DeleteQuery for orphaned child documents might run into "too many boolean clauses"

Created on 26 July 2022, over 2 years ago
Updated 15 November 2023, about 1 year ago

Hello!

We have Drupal 9 website which has around 1.4 million documents on it. While indexing the website it takes more time. When we checked the code, we found out that while reindexing, module calls deletebyquery function which takes more time on solr servers (roughly between 60 to 90 seconds).

Problem with deletebyquery is that, it will scans all the documents and fields within that document and it will retrieve the documents which needs to be deleted. If the number of document is high, this deletebyquery request will take more time and resources to process the request. In our case it's 1.4 million so it has a larger impact on indexing process.
Comparatively deletebyid is much faster.
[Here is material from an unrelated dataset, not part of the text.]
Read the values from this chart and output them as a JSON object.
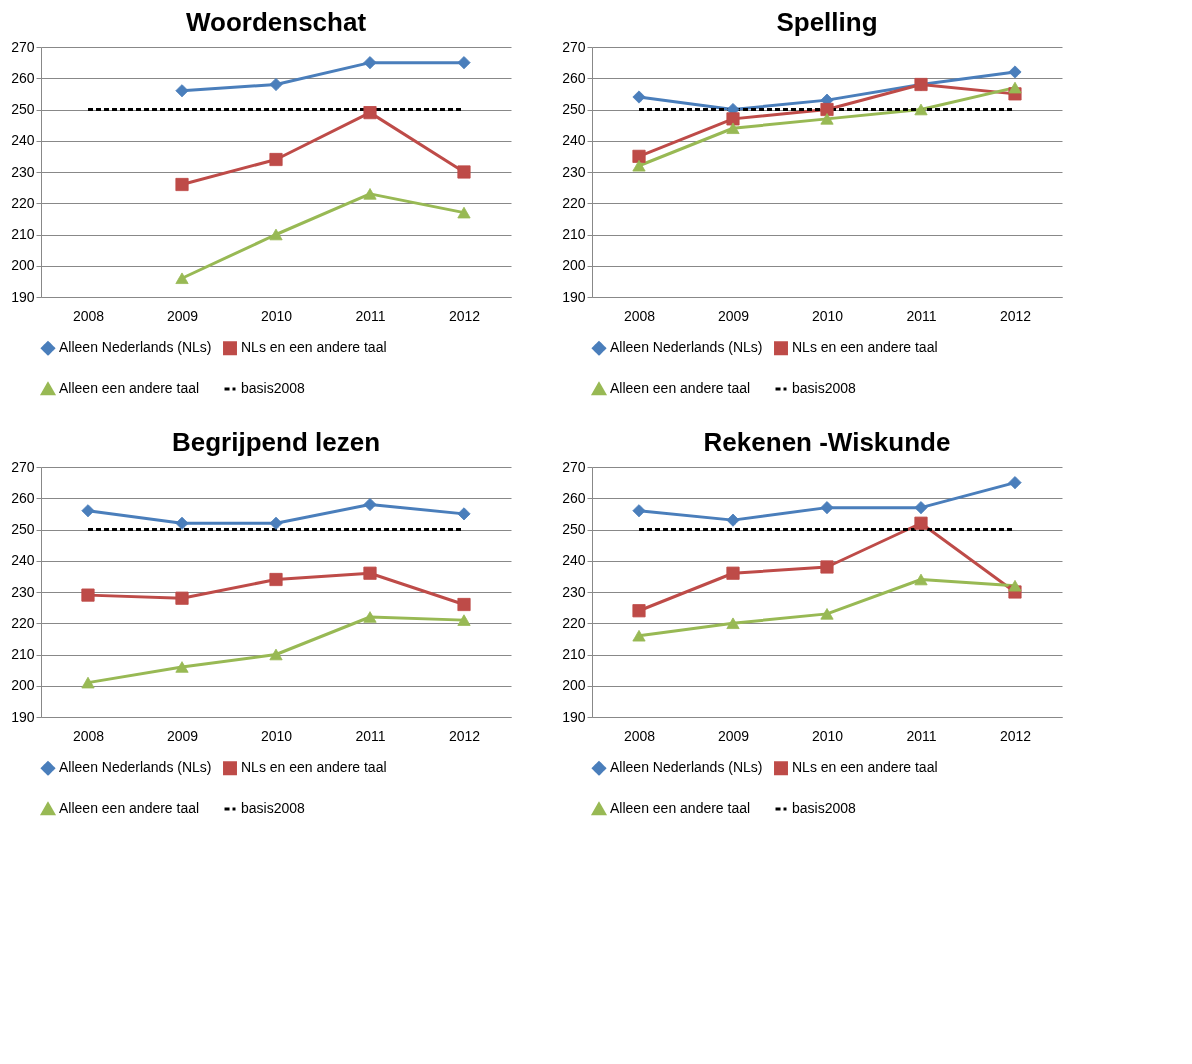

In search_api_solr module code it is using deletebyquery and deletebyid function in SearchApiSolrBackend.php
Ref : https://git.drupalcode.org/project/search_api_solr/-/blob/4.x/src/Plugin...

Here we are proposing, instead of calling both functions we need to check first if that document has child documents or not, then grab the ids for that and call deletebyid function to delete it.
Also sometimes _root_ doesnโ€™t have any document id's so before passing the _root_ we need to check first if it have any documents or not.

Thank you!!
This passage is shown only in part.